Chicago Cubs: Stan Hack
The single greatest leadoff hitter in Cubs history is the often forgotten about Stan Hack. I say that Hack is often forgotten about because he played back in the ’30s and ’40s and many of us probably never even watched him play. But in his 16 seasons spent with the Cubs, he put up insane numbers out of the leadoff spot year after year.
Hack was everything you looked for out of a leadoff hitter and more. He set the table for the Cubs offense by getting on base any way he could. He could certainly hit the ball but also had the patience to see a lot of pitches and take a walk. When he got on base, he seemingly came around to score just about every time.
Throughout his career with the Chicago Cubs, 74 percent of his plate appearances came out of the leadoff spot.
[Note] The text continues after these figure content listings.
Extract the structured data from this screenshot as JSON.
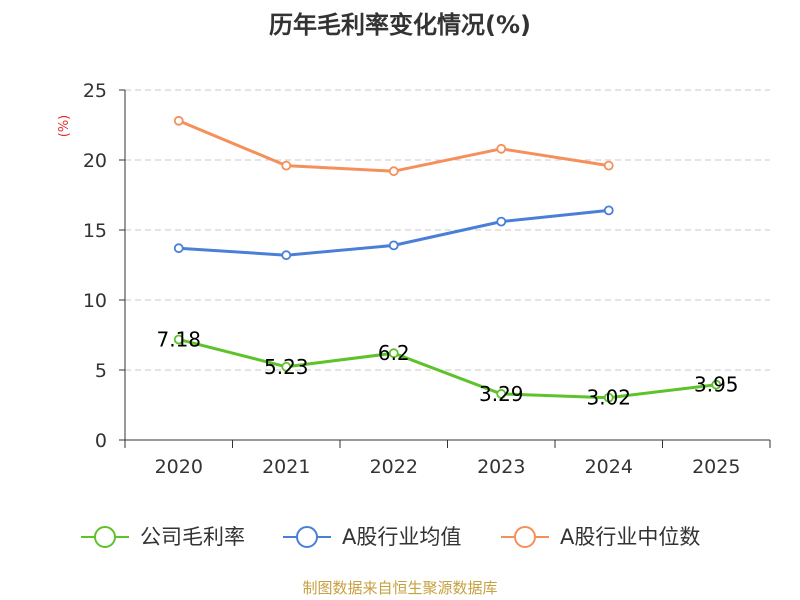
{
  "chart_data": {
    "type": "line",
    "title": "历年毛利率变化情况(%)",
    "ylabel": "(%)",
    "xlabel": "",
    "categories": [
      "2020",
      "2021",
      "2022",
      "2023",
      "2024",
      "2025"
    ],
    "ylim": [
      0,
      25
    ],
    "yticks": [
      0,
      5,
      10,
      15,
      20,
      25
    ],
    "grid": true,
    "legend_position": "bottom",
    "series": [
      {
        "name": "公司毛利率",
        "color": "#5ec22a",
        "values": [
          7.18,
          5.23,
          6.2,
          3.29,
          3.02,
          3.95
        ],
        "labels": [
          "7.18",
          "5.23",
          "6.2",
          "3.29",
          "3.02",
          "3.95"
        ]
      },
      {
        "name": "A股行业均值",
        "color": "#4a7fd8",
        "values": [
          13.7,
          13.2,
          13.9,
          15.6,
          16.4,
          null
        ]
      },
      {
        "name": "A股行业中位数",
        "color": "#f5905a",
        "values": [
          22.8,
          19.6,
          19.2,
          20.8,
          19.6,
          null
        ]
      }
    ],
    "source": "制图数据来自恒生聚源数据库"
  }
}
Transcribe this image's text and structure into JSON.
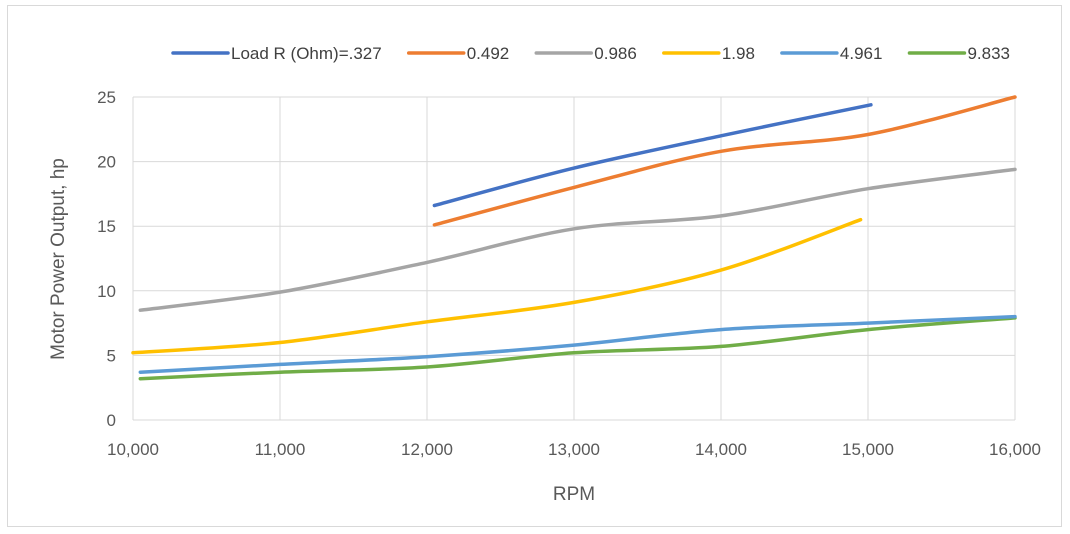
{
  "chart_data": {
    "type": "line",
    "title": "",
    "xlabel": "RPM",
    "ylabel": "Motor Power Output, hp",
    "xlim": [
      10000,
      16000
    ],
    "ylim": [
      0,
      25
    ],
    "x_ticks": [
      10000,
      11000,
      12000,
      13000,
      14000,
      15000,
      16000
    ],
    "x_tick_labels": [
      "10,000",
      "11,000",
      "12,000",
      "13,000",
      "14,000",
      "15,000",
      "16,000"
    ],
    "y_ticks": [
      0,
      5,
      10,
      15,
      20,
      25
    ],
    "y_tick_labels": [
      "0",
      "5",
      "10",
      "15",
      "20",
      "25"
    ],
    "grid": true,
    "legend_position": "top",
    "series": [
      {
        "name": "Load R (Ohm)=.327",
        "color": "#4472C4",
        "x": [
          12050,
          13000,
          14000,
          15020
        ],
        "y": [
          16.6,
          19.5,
          22.0,
          24.4
        ]
      },
      {
        "name": "0.492",
        "color": "#ED7D31",
        "x": [
          12050,
          13000,
          14000,
          15000,
          16000
        ],
        "y": [
          15.1,
          18.0,
          20.8,
          22.1,
          25.0
        ]
      },
      {
        "name": "0.986",
        "color": "#A5A5A5",
        "x": [
          10050,
          11000,
          12000,
          13000,
          14000,
          15000,
          16000
        ],
        "y": [
          8.5,
          9.9,
          12.2,
          14.8,
          15.8,
          17.9,
          19.4
        ]
      },
      {
        "name": "1.98",
        "color": "#FFC000",
        "x": [
          10000,
          11000,
          12000,
          13000,
          14000,
          14950
        ],
        "y": [
          5.2,
          6.0,
          7.6,
          9.1,
          11.6,
          15.5
        ]
      },
      {
        "name": "4.961",
        "color": "#5B9BD5",
        "x": [
          10050,
          11000,
          12000,
          13000,
          14000,
          15000,
          16000
        ],
        "y": [
          3.7,
          4.3,
          4.9,
          5.8,
          7.0,
          7.5,
          8.0
        ]
      },
      {
        "name": "9.833",
        "color": "#70AD47",
        "x": [
          10050,
          11000,
          12000,
          13000,
          14000,
          15000,
          16000
        ],
        "y": [
          3.2,
          3.7,
          4.1,
          5.2,
          5.7,
          7.0,
          7.9
        ]
      }
    ]
  }
}
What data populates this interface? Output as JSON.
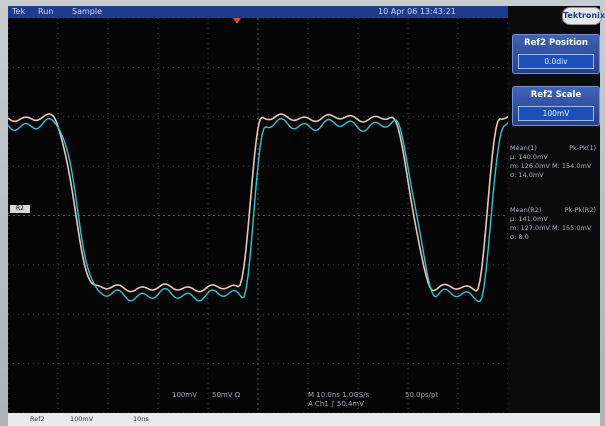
{
  "topbar": {
    "items": [
      "Tek",
      "Run",
      "Sample"
    ],
    "status": "10 Apr 06 13:43:21"
  },
  "brand": "Tektronix",
  "menu": {
    "buttons": [
      {
        "title": "Ref2 Position",
        "value": "0.0div"
      },
      {
        "title": "Ref2 Scale",
        "value": "100mV"
      }
    ]
  },
  "measurements": {
    "block1": {
      "header": "Mean(1)",
      "header_right": "Pk-Pk(1)",
      "rows": [
        "μ: 140.0mV",
        "m: 126.0mV   M: 154.0mV",
        "σ: 14.0mV"
      ]
    },
    "block2": {
      "header": "Mean(R2)",
      "header_right": "Pk-Pk(R2)",
      "rows": [
        "μ: 141.0mV",
        "m: 127.0mV   M: 155.0mV",
        "σ: 8.0"
      ]
    }
  },
  "markers": {
    "channel": "R2"
  },
  "readout": {
    "left1": "100mV",
    "left2": "50mV Ω",
    "timebase": "M 10.0ns 1.0GS/s",
    "trigger": "A Ch1 ∫ 50.4mV",
    "rate": "50.0ps/pt"
  },
  "bottom_strip": {
    "items": [
      "Ref2",
      "100mV",
      "10ns"
    ]
  },
  "colors": {
    "screen": "#050505",
    "grid": "#5a5a5a",
    "trace_live": "#2fc4d8",
    "trace_ref": "#e7c7b8",
    "menu_blue": "#2e4fa3"
  }
}
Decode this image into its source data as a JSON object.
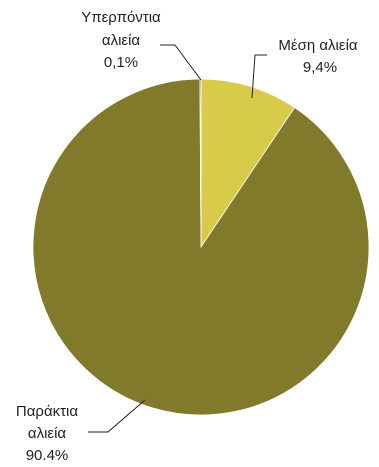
{
  "chart_data": {
    "type": "pie",
    "title": "",
    "start": "top",
    "direction": "clockwise",
    "slices": [
      {
        "label_lines": [
          "Μέση αλιεία"
        ],
        "value_label": "9,4%",
        "value": 9.4,
        "color": "#d9cb4a"
      },
      {
        "label_lines": [
          "Παράκτια",
          "αλιεία"
        ],
        "value_label": "90.4%",
        "value": 90.4,
        "color": "#807a2a"
      },
      {
        "label_lines": [
          "Υπερπόντια",
          "αλιεία"
        ],
        "value_label": "0,1%",
        "value": 0.1,
        "color": "#1f1d16"
      }
    ]
  }
}
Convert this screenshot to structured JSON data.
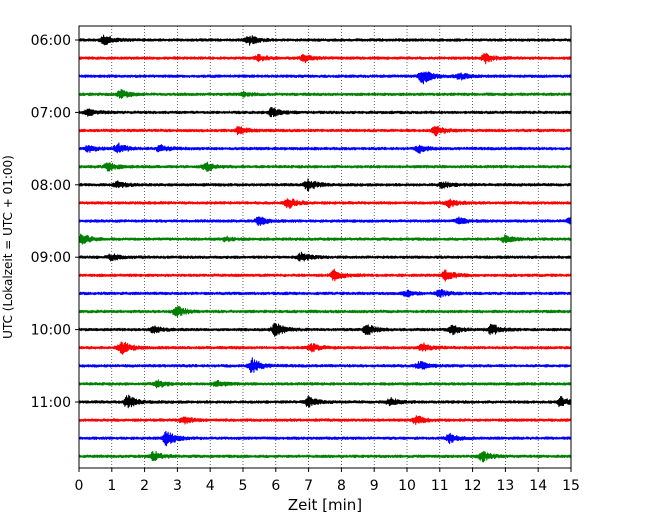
{
  "chart_data": {
    "type": "line",
    "title": "",
    "xlabel": "Zeit  [min]",
    "ylabel": "UTC (Lokalzeit = UTC + 01:00)",
    "xlim": [
      0,
      15
    ],
    "x_ticks": [
      0,
      1,
      2,
      3,
      4,
      5,
      6,
      7,
      8,
      9,
      10,
      11,
      12,
      13,
      14,
      15
    ],
    "x_tick_labels": [
      "0",
      "1",
      "2",
      "3",
      "4",
      "5",
      "6",
      "7",
      "8",
      "9",
      "10",
      "11",
      "12",
      "13",
      "14",
      "15"
    ],
    "y_ticks": [
      "06:00",
      "07:00",
      "08:00",
      "09:00",
      "10:00",
      "11:00"
    ],
    "grid": "vertical dotted",
    "trace_interval_min": 15,
    "colors": [
      "#000000",
      "#ff0000",
      "#0000ff",
      "#008000"
    ],
    "traces": [
      {
        "start": "06:00",
        "color": "#000000",
        "events": [
          [
            0.8,
            0.5
          ],
          [
            5.2,
            0.45
          ]
        ]
      },
      {
        "start": "06:15",
        "color": "#ff0000",
        "events": [
          [
            5.5,
            0.3
          ],
          [
            6.9,
            0.35
          ],
          [
            12.4,
            0.45
          ]
        ]
      },
      {
        "start": "06:30",
        "color": "#0000ff",
        "events": [
          [
            10.5,
            0.7
          ],
          [
            11.6,
            0.35
          ]
        ]
      },
      {
        "start": "06:45",
        "color": "#008000",
        "events": [
          [
            1.3,
            0.4
          ],
          [
            5.0,
            0.2
          ]
        ]
      },
      {
        "start": "07:00",
        "color": "#000000",
        "events": [
          [
            0.3,
            0.3
          ],
          [
            5.9,
            0.45
          ]
        ]
      },
      {
        "start": "07:15",
        "color": "#ff0000",
        "events": [
          [
            4.9,
            0.4
          ],
          [
            10.9,
            0.45
          ]
        ]
      },
      {
        "start": "07:30",
        "color": "#0000ff",
        "events": [
          [
            0.3,
            0.3
          ],
          [
            1.2,
            0.5
          ],
          [
            2.5,
            0.35
          ],
          [
            10.4,
            0.35
          ]
        ]
      },
      {
        "start": "07:45",
        "color": "#008000",
        "events": [
          [
            0.9,
            0.4
          ],
          [
            3.9,
            0.5
          ]
        ]
      },
      {
        "start": "08:00",
        "color": "#000000",
        "events": [
          [
            1.2,
            0.3
          ],
          [
            7.0,
            0.55
          ],
          [
            11.1,
            0.3
          ]
        ]
      },
      {
        "start": "08:15",
        "color": "#ff0000",
        "events": [
          [
            6.4,
            0.55
          ],
          [
            11.3,
            0.4
          ]
        ]
      },
      {
        "start": "08:30",
        "color": "#0000ff",
        "events": [
          [
            5.5,
            0.4
          ],
          [
            11.6,
            0.3
          ],
          [
            15.0,
            0.4
          ]
        ]
      },
      {
        "start": "08:45",
        "color": "#008000",
        "events": [
          [
            0.1,
            0.5
          ],
          [
            4.5,
            0.2
          ],
          [
            13.0,
            0.35
          ]
        ]
      },
      {
        "start": "09:00",
        "color": "#000000",
        "events": [
          [
            1.0,
            0.3
          ],
          [
            6.8,
            0.45
          ]
        ]
      },
      {
        "start": "09:15",
        "color": "#ff0000",
        "events": [
          [
            7.8,
            0.5
          ],
          [
            11.2,
            0.55
          ]
        ]
      },
      {
        "start": "09:30",
        "color": "#0000ff",
        "events": [
          [
            10.0,
            0.3
          ],
          [
            11.0,
            0.35
          ]
        ]
      },
      {
        "start": "09:45",
        "color": "#008000",
        "events": [
          [
            3.0,
            0.5
          ]
        ]
      },
      {
        "start": "10:00",
        "color": "#000000",
        "events": [
          [
            2.3,
            0.35
          ],
          [
            6.0,
            0.65
          ],
          [
            8.8,
            0.5
          ],
          [
            11.4,
            0.5
          ],
          [
            12.6,
            0.5
          ]
        ]
      },
      {
        "start": "10:15",
        "color": "#ff0000",
        "events": [
          [
            1.3,
            0.7
          ],
          [
            7.1,
            0.4
          ],
          [
            10.5,
            0.4
          ]
        ]
      },
      {
        "start": "10:30",
        "color": "#0000ff",
        "events": [
          [
            5.3,
            0.75
          ],
          [
            10.4,
            0.4
          ]
        ]
      },
      {
        "start": "10:45",
        "color": "#008000",
        "events": [
          [
            2.4,
            0.4
          ],
          [
            4.2,
            0.3
          ]
        ]
      },
      {
        "start": "11:00",
        "color": "#000000",
        "events": [
          [
            1.5,
            0.6
          ],
          [
            7.0,
            0.5
          ],
          [
            9.5,
            0.35
          ],
          [
            14.7,
            0.45
          ]
        ]
      },
      {
        "start": "11:15",
        "color": "#ff0000",
        "events": [
          [
            3.2,
            0.35
          ],
          [
            10.3,
            0.4
          ]
        ]
      },
      {
        "start": "11:30",
        "color": "#0000ff",
        "events": [
          [
            2.7,
            0.75
          ],
          [
            11.3,
            0.45
          ]
        ]
      },
      {
        "start": "11:45",
        "color": "#008000",
        "events": [
          [
            2.3,
            0.45
          ],
          [
            12.3,
            0.5
          ]
        ]
      }
    ]
  }
}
As a leadoff hitter, Hack had a .398 on-base percentage to go along with a .302 batting average while scoring 940 runs. He was a five-time All-Star and helped lead the Cubs to four World Series appearances, although they lost each time.
Hack naturally excelled at getting on base. He had great patience and vision at the plate as he walked more than twice as much as he struck out. Out of the leadoff spot, he walked 850 times compared to just 340 strikeouts, which nowadays is something you never see anymore. With how often Hack was on base he scored 100 runs or more in seven seasons.
At the plate he recorded 190 hits four times in his career, hitting over .300 in his six seasons. Hack ended up leading the league in hits in both 1940 and 1941. Hack was a great contact hitter but didn’t feature much power. In his career, he only hit 43 home runs and only led off a game twice with a long ball.